Seems obvious to say but if there were no demand then supply would cease - unfortunately, while there are guys out there who will happily part with 120 euro for ten minutes with a sex trafficked girl then the sex traffickers will continue to abduct innocent victims in order to make money.
As a man with the appetites we all have, I tried to imagine myself in the position of a ‘John’. For me, it’s very difficult to imagine how you could not see this victim as incredibly human - the vulnerability magnifies their humanity. I came to the conclusion that John’s just don’t see these girls as being somebody’s daughter, sister, granddaughter or friend - it’s hardly surprising that physical abuse often characterizes their ‘visits’.
Initiating an air of relaxing tranquility, albeit in a slightly unsettling way, and abruptly changing that to one of utter disgust, my film was designed to invoke a dissonance. This is a technique employed by composers who within a melodic structure offer a degree of dissonance or discord following the main theme. This results in a feeling of resolution when returning to the harmonic melody of the main theme.
The information provided at the end of the film was supposed to do the job of offering resolution.

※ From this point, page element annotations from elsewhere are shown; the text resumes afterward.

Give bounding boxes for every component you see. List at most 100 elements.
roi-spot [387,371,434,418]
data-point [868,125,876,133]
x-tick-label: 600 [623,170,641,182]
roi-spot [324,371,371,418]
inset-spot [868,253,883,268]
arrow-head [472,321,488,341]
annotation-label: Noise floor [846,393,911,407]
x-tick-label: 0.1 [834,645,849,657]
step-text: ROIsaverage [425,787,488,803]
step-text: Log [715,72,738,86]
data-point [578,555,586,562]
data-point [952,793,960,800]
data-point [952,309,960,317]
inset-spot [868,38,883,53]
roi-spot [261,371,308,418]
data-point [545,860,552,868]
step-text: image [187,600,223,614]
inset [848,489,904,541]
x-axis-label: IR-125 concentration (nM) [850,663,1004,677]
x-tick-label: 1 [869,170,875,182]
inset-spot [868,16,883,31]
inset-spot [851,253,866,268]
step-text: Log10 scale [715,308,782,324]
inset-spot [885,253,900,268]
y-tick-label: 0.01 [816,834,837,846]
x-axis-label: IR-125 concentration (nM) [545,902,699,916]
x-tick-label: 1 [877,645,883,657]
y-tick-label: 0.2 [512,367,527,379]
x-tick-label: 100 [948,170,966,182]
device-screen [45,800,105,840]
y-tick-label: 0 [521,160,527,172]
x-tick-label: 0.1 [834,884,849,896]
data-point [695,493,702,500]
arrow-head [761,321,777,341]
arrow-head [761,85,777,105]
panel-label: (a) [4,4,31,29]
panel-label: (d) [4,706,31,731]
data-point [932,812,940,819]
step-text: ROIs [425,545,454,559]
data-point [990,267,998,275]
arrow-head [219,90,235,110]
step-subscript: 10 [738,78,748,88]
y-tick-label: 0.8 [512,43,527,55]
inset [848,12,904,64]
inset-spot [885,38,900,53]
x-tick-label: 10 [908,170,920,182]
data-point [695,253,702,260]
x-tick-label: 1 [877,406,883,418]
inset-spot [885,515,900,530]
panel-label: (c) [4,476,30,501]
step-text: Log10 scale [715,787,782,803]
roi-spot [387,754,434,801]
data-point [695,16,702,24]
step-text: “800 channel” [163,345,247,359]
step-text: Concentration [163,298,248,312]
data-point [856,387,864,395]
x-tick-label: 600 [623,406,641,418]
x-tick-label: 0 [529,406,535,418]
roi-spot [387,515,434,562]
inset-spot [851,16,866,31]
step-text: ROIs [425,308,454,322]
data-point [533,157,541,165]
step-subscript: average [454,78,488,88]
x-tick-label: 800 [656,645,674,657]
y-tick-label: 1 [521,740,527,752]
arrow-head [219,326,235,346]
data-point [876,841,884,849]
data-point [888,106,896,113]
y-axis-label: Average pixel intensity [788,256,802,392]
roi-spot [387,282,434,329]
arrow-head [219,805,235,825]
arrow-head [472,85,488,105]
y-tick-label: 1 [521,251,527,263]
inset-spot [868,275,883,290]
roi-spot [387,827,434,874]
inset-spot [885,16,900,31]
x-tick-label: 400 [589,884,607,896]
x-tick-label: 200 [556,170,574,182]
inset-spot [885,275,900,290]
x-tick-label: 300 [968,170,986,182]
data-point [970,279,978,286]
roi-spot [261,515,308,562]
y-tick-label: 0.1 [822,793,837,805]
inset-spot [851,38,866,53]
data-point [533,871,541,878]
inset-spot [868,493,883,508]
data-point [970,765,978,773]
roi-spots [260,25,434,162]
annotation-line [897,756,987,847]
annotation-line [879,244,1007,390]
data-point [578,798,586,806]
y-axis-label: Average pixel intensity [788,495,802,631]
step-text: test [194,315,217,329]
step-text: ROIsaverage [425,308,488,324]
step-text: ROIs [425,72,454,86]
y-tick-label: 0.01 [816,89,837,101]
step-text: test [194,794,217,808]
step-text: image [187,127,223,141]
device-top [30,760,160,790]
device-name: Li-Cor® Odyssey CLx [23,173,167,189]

All very good if I had been commissioned by a charity to achieve that end, but I wasn’t.
This film and its message means a lot to me and I guess that’s why I was so upset by the response.
It comes down to audience. Mine is not a TV audience watching after the 9 o’clock watershed who need shaking out of their comfort zones to realise they might just know somebody who does this or worse, be somebody who does this.
Mine is an art audience and the message needs to be less apparent. And I concur. It will be more powerful for being so.